Not only does duckweed threaten to choke out other species of plants and fish in the pond, but it also drains the pond water of precious oxygen. Small batches of duckweed aren’t harmful to a pond’s ecosystem.
The problem is that these isolated colonies are experts at suddenly saturating the entire pond. Although duckweed is hardy, there are quite a few ways to manage a potential invasion that will also leave nearby plants and animals unharmed.
Controlling Duckweed With Fish
Duckweed is absolutely packed with protein, which means that fish (and actual ducks, for that matter) eat them like popcorn. Adding a team of duckweed-eating fish to a pond greatly limits the speed that a duckweed invasion develops.
Koi have been revered since ancient times for their ability to cleanse their environment of pollutants. While a koi fish will gladly munch on an abundant supply of duckweed, it isn’t its first food choice.

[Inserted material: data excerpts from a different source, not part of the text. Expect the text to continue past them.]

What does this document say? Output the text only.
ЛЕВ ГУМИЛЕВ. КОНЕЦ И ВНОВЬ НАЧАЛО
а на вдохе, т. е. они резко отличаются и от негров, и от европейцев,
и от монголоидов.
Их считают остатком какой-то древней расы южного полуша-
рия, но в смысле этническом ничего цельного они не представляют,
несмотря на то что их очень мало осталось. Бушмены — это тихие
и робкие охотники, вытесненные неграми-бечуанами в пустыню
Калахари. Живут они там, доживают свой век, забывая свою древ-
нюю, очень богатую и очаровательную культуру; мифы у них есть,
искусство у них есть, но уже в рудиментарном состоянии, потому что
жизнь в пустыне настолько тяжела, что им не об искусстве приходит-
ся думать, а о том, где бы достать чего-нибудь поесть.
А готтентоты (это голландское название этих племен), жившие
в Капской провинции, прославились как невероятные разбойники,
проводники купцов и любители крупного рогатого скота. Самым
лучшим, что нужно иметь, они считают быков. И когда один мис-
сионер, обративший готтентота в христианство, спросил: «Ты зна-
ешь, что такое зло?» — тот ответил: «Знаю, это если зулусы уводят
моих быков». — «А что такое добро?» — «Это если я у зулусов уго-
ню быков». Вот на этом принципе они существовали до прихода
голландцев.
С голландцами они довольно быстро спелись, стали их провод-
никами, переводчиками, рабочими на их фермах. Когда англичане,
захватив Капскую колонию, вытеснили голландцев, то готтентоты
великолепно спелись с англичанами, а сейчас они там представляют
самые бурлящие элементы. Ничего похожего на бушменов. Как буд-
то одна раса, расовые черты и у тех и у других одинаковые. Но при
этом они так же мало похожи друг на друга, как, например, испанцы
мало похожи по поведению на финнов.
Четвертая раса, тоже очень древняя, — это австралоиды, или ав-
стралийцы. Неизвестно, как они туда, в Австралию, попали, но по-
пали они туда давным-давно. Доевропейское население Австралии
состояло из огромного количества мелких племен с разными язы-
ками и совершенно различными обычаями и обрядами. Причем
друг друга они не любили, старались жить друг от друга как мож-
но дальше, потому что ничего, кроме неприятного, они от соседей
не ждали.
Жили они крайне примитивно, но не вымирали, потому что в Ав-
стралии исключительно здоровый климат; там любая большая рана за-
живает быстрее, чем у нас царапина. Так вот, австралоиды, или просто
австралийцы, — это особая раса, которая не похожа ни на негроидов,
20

A koi owner can consider cutting back on other sources of food so that the koi is more prone to eating the duckweed, or introduce a few more koi to the pond.

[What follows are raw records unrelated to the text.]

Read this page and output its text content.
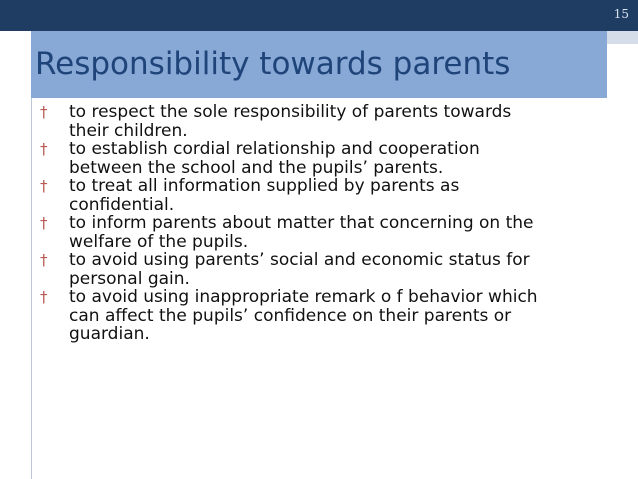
15
Responsibility towards parents
† to respect the sole responsibility of parents towards
their children.
† to establish cordial relationship and cooperation
between the school and the pupils’ parents.
† to treat all information supplied by parents as
confidential.
† to inform parents about matter that concerning on the
welfare of the pupils.
† to avoid using parents’ social and economic status for
personal gain.
† to avoid using inappropriate remark o f behavior which
can affect the pupils’ confidence on their parents or
guardian.
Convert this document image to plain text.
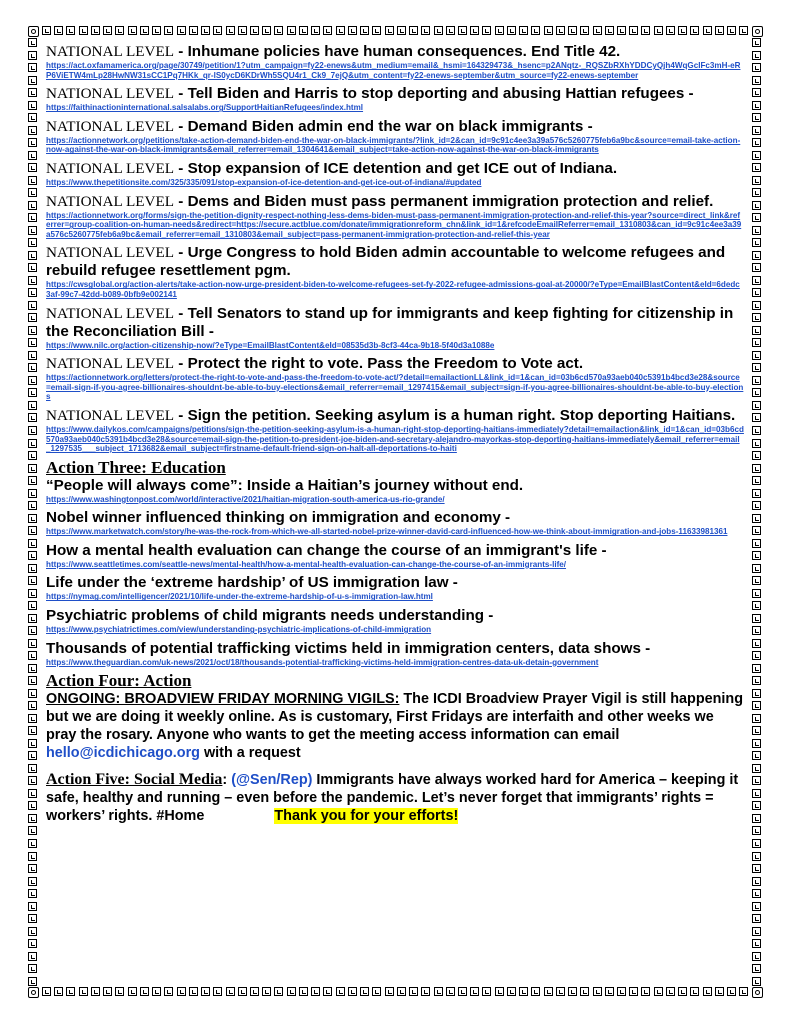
NATIONAL LEVEL - Inhumane policies have human consequences. End Title 42.
https://act.oxfamamerica.org/page/30749/petition/1?utm_campaign=fy22-enews&utm_medium=email&_hsmi=164329473&_hsenc=p2ANqtz-_RQSZbRXhYDDCyQjh4WqGcIFc3mH-eRP6ViETW4mLp28HwNW31sCC1Pq7HKk_qr-lS0ycD6KDrWh5SQU4r1_Ck9_7ejQ&utm_content=fy22-enews-september&utm_source=fy22-enews-september
NATIONAL LEVEL - Tell Biden and Harris to stop deporting and abusing Hattian refugees -
https://faithinactioninternational.salsalabs.org/SupportHaitianRefugees/index.html
NATIONAL LEVEL - Demand Biden admin end the war on black immigrants -
https://actionnetwork.org/petitions/take-action-demand-biden-end-the-war-on-black-immigrants/?link_id=2&can_id=9c91c4ee3a39a576c5260775feb6a9bc&source=email-take-action-now-against-the-war-on-black-immigrants&email_referrer=email_1304641&email_subject=take-action-now-against-the-war-on-black-immigrants
NATIONAL LEVEL - Stop expansion of ICE detention and get ICE out of Indiana.
https://www.thepetitionsite.com/325/335/091/stop-expansion-of-ice-detention-and-get-ice-out-of-indiana/#updated
NATIONAL LEVEL - Dems and Biden must pass permanent immigration protection and relief.
https://actionnetwork.org/forms/sign-the-petition-dignity-respect-nothing-less-dems-biden-must-pass-permanent-immigration-protection-and-relief-this-year?source=direct_link&referrer=group-coalition-on-human-needs&redirect=https://secure.actblue.com/donate/immigrationreform_chn&link_id=1&refcodeEmailReferrer=email_1310803&can_id=9c91c4ee3a39a576c5260775feb6a9bc&email_referrer=email_1310803&email_subject=pass-permanent-immigration-protection-and-relief-this-year
NATIONAL LEVEL - Urge Congress to hold Biden admin accountable to welcome refugees and rebuild refugee resettlement pgm.
https://cwsglobal.org/action-alerts/take-action-now-urge-president-biden-to-welcome-refugees-set-fy-2022-refugee-admissions-goal-at-20000/?eType=EmailBlastContent&eId=6dedc3af-99c7-42dd-b089-0bfb9e002141
NATIONAL LEVEL - Tell Senators to stand up for immigrants and keep fighting for citizenship in the Reconciliation Bill -
https://www.nilc.org/action-citizenship-now/?eType=EmailBlastContent&eId=08535d3b-8cf3-44ca-9b18-5f40d3a1088e
NATIONAL LEVEL - Protect the right to vote. Pass the Freedom to Vote act.
https://actionnetwork.org/letters/protect-the-right-to-vote-and-pass-the-freedom-to-vote-act/?detail=emailactionLL&link_id=1&can_id=03b6cd570a93aeb040c5391b4bcd3e28&source=email-sign-if-you-agree-billionaires-shouldnt-be-able-to-buy-elections&email_referrer=email_1297415&email_subject=sign-if-you-agree-billionaires-shouldnt-be-able-to-buy-elections
NATIONAL LEVEL - Sign the petition. Seeking asylum is a human right. Stop deporting Haitians.
https://www.dailykos.com/campaigns/petitions/sign-the-petition-seeking-asylum-is-a-human-right-stop-deporting-haitians-immediately?detail=emailaction&link_id=1&can_id=03b6cd570a93aeb040c5391b4bcd3e28&source=email-sign-the-petition-to-president-joe-biden-and-secretary-alejandro-mayorkas-stop-deporting-haitians-immediately&email_referrer=email_1297535___subject_1713682&email_subject=firstname-default-friend-sign-on-halt-all-deportations-to-haiti
Action Three: Education
“People will always come”: Inside a Haitian’s journey without end.
https://www.washingtonpost.com/world/interactive/2021/haitian-migration-south-america-us-rio-grande/
Nobel winner influenced thinking on immigration and economy -
https://www.marketwatch.com/story/he-was-the-rock-from-which-we-all-started-nobel-prize-winner-david-card-influenced-how-we-think-about-immigration-and-jobs-11633981361
How a mental health evaluation can change the course of an immigrant's life -
https://www.seattletimes.com/seattle-news/mental-health/how-a-mental-health-evaluation-can-change-the-course-of-an-immigrants-life/
Life under the ‘extreme hardship’ of US immigration law -
https://nymag.com/intelligencer/2021/10/life-under-the-extreme-hardship-of-u-s-immigration-law.html
Psychiatric problems of child migrants needs understanding -
https://www.psychiatrictimes.com/view/understanding-psychiatric-implications-of-child-immigration
Thousands of potential trafficking victims held in immigration centers, data shows -
https://www.theguardian.com/uk-news/2021/oct/18/thousands-potential-trafficking-victims-held-immigration-centres-data-uk-detain-government
Action Four: Action
ONGOING: BROADVIEW FRIDAY MORNING VIGILS: The ICDI Broadview Prayer Vigil is still happening but we are doing it weekly online. As is customary, First Fridays are interfaith and other weeks we pray the rosary. Anyone who wants to get the meeting access information can email hello@icdichicago.org with a request
Action Five: Social Media: (@Sen/Rep) Immigrants have always worked hard for America – keeping it safe, healthy and running – even before the pandemic. Let’s never forget that immigrants’ rights = workers’ rights. #Home	Thank you for your efforts!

While not the best duckweed eaters available, these whiskered dragons are favorites among pond owners for their myriad color patterns.
Carp, especially grass carp, are highly recommended for duckweed control. Not only do they have a natural affinity for the taste of duckweed, but they also have a ravenous appetite.

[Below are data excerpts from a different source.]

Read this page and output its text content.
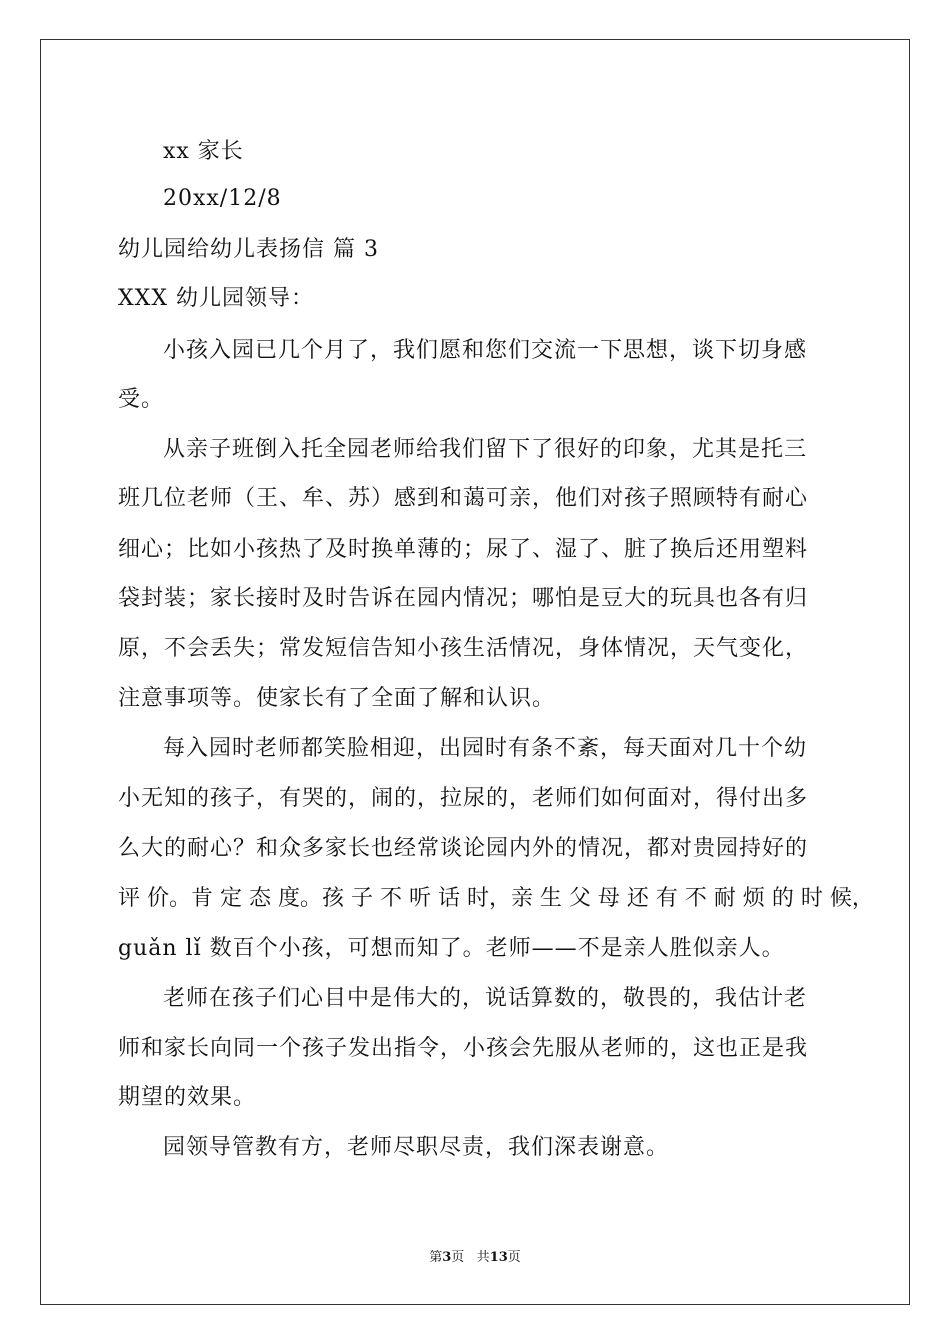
xx 家长
20xx/12/8
幼儿园给幼儿表扬信 篇 3
XXX 幼儿园领导：
小孩入园已几个月了，我们愿和您们交流一下思想，谈下切身感
受。
从亲子班倒入托全园老师给我们留下了很好的印象，尤其是托三
班几位老师（王、牟、苏）感到和蔼可亲，他们对孩子照顾特有耐心
细心；比如小孩热了及时换单薄的；尿了、湿了、脏了换后还用塑料
袋封装；家长接时及时告诉在园内情况；哪怕是豆大的玩具也各有归
原，不会丢失；常发短信告知小孩生活情况，身体情况，天气变化，
注意事项等。使家长有了全面了解和认识。
每入园时老师都笑脸相迎，出园时有条不紊，每天面对几十个幼
小无知的孩子，有哭的，闹的，拉尿的，老师们如何面对，得付出多
么大的耐心？和众多家长也经常谈论园内外的情况，都对贵园持好的
评 价。肯 定 态 度。孩 子 不 听 话 时，亲 生 父 母 还 有 不 耐 烦 的 时 候，
guǎn lǐ 数百个小孩，可想而知了。老师——不是亲人胜似亲人。
老师在孩子们心目中是伟大的，说话算数的，敬畏的，我估计老
师和家长向同一个孩子发出指令，小孩会先服从老师的，这也正是我
期望的效果。
园领导管教有方，老师尽职尽责，我们深表谢意。
第3页 共13页
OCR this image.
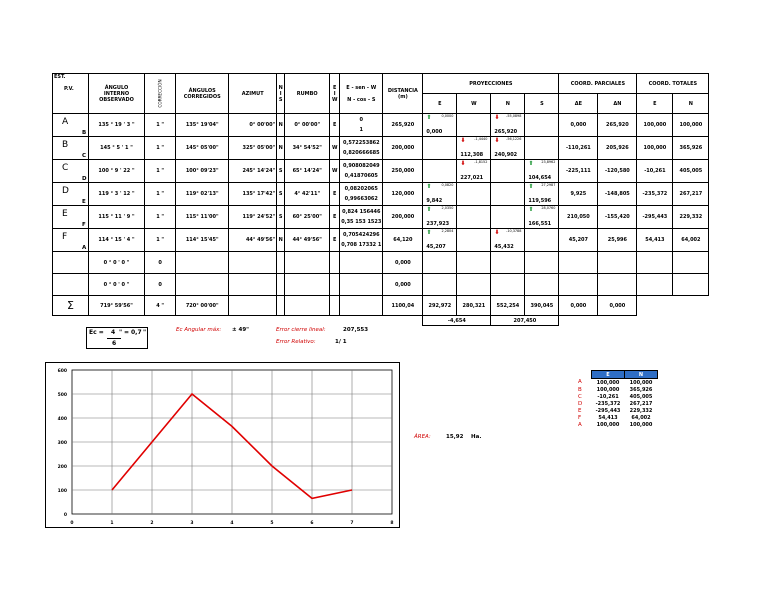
EST.

P.V.	ÁNGULO
INTERNO
OBSERVADO	CORRECCIÓN	ÁNGULOS
CORREGIDOS	AZIMUT	N
I
S	RUMBO	E
I
W	E - sen - W

N - cos - S	DISTANCIA
(m)	PROYECCIONES				COORD. PARCIALES		COORD. TOTALES	
										E	W	N	S	ΔE	ΔN	E	N

A
B	135 ° 19 ' 3 "	1 "	135° 19'04"	0° 00'00"	N	0° 00'00"	E	0
1	265,920	⬆ 0,0000
0,000		⬇ -55,0898
265,920		0,000	265,920	100,000	100,000

B
C	145 ° 5 ' 1 "	1 "	145° 05'00"	325° 05'00"	N	34° 54'52"	W	0,572253862
0,820666685	200,000		⬇ -1,4440
112,308	⬇ -56,1226
240,902		-110,261	205,926	100,000	365,926

C
D	100 ° 9 ' 22 "	1 "	100° 09'23"	245° 14'24"	S	65° 14'24"	W	0,908082049
0,41870605	250,000		⬇ -1,8152
227,021		⬆ 23,8962
104,654	-225,111	-120,580	-10,261	405,005

D
E	119 ° 3 ' 12 "	1 "	119° 02'13"	135° 17'42"	S	4° 42'11"	E	0,08202065
0,99663062	120,000	⬆ 0,0820
9,842			⬆ 27,2987
119,596	9,925	-148,805	-235,372	267,217

E
F	115 ° 11 ' 9 "	1 "	115° 11'00"	119° 24'52"	S	60° 25'00"	E	0,824 156446
0,35 153 1523	200,000	⬆ 2,0350
237,923			⬆ 28,0760
166,551	210,050	-155,420	-295,443	229,332

F
A	114 ° 15 ' 4 "	1 "	114° 15'45"	44° 49'56"	N	44° 49'56"	E	0,705424296
0,708 17332 1	64,120	⬆ 2,2804
45,207		⬇ -10,3788
45,432		45,207	25,996	54,413	64,002
	0 ° 0 ' 0 "	0							0,000								
	0 ° 0 ' 0 "	0							0,000								
Σ	719° 59'56"	4 "	720° 00'00"						1100,04	292,972	280,321	552,254	390,045	0,000	0,000		
										-4,654		207,450					
Ec = 4 " = 0,7 "
6
Ec Angular máx: ± 49"	Error cierre lineal:	207,553
Error Relativo:	1/ 1
0
100
200
300
400
500
600
0	1	2	3	4	5	6	7	8
ÁREA:	15,92 Ha.
	E	N
A	100,000	100,000
B	100,000	365,926
C	-10,261	405,005
D	-235,372	267,217
E	-295,443	229,332
F	54,413	64,002
A	100,000	100,000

Carp will continue eating until its own body size doubles or triples. They can live beyond 8 years and don’t need any special care. In short, they’re perfect duckweed eliminating machines!
The humble goldfish, the carp’s close cousin, is also a top performer at naturally controlling duckweed and other aquatic plant life.
Tilapia is another easy-to-raise fish that is famous both for its culinary value and knack for controlling the growth of aquatic plants.
Duckweed is just one of the many types of invasive plants that Tilapia love to chow down on. They get along well with other fish, and help make the water cleaner thanks to the wide range of plant life that they eat.
Although they aren’t as elegant as koi, they can still compete when it comes to aesthetic beauty. Their broad body makes for a beautiful display of coloration.
These zippy hunters get their name from their habit of eating mosquito larvae.
A fish can’t live on just the occasional mosquito larvae, however, which is why the mosquito fish gladly rounds its diet with duckweed and other small plants.
Having a few mosquitofish on patrol is a cheap, safe, and effective solution for ponds in danger of a duckweed invasion.
Their diminutive size does mean that more mosquitofish will have to be kept in a pond in order to make a difference on the duckweed population; but, on the other hand, their size also allows them to enter crevices.
They can also thrive where other fish would be too cramped to live.
Duckweed Isn’t All Bad
Duckweed is healthy for fish and humans to eat, filters impurities from its environment, and looks gorgeous with its array of verdant hues. However, if grown out of control, then the duckweed will decay and rot into ammonia that is deadly to fish.
It will harm the nutrient balance of the pond, as well as pollute the waters. A duckweed bloom can be astoundingly speedy under the right conditions.
If the spread is out of control, then chemical weed killer may be needed. Another good prevention method is to remove any biomass building at the bottom of the pond.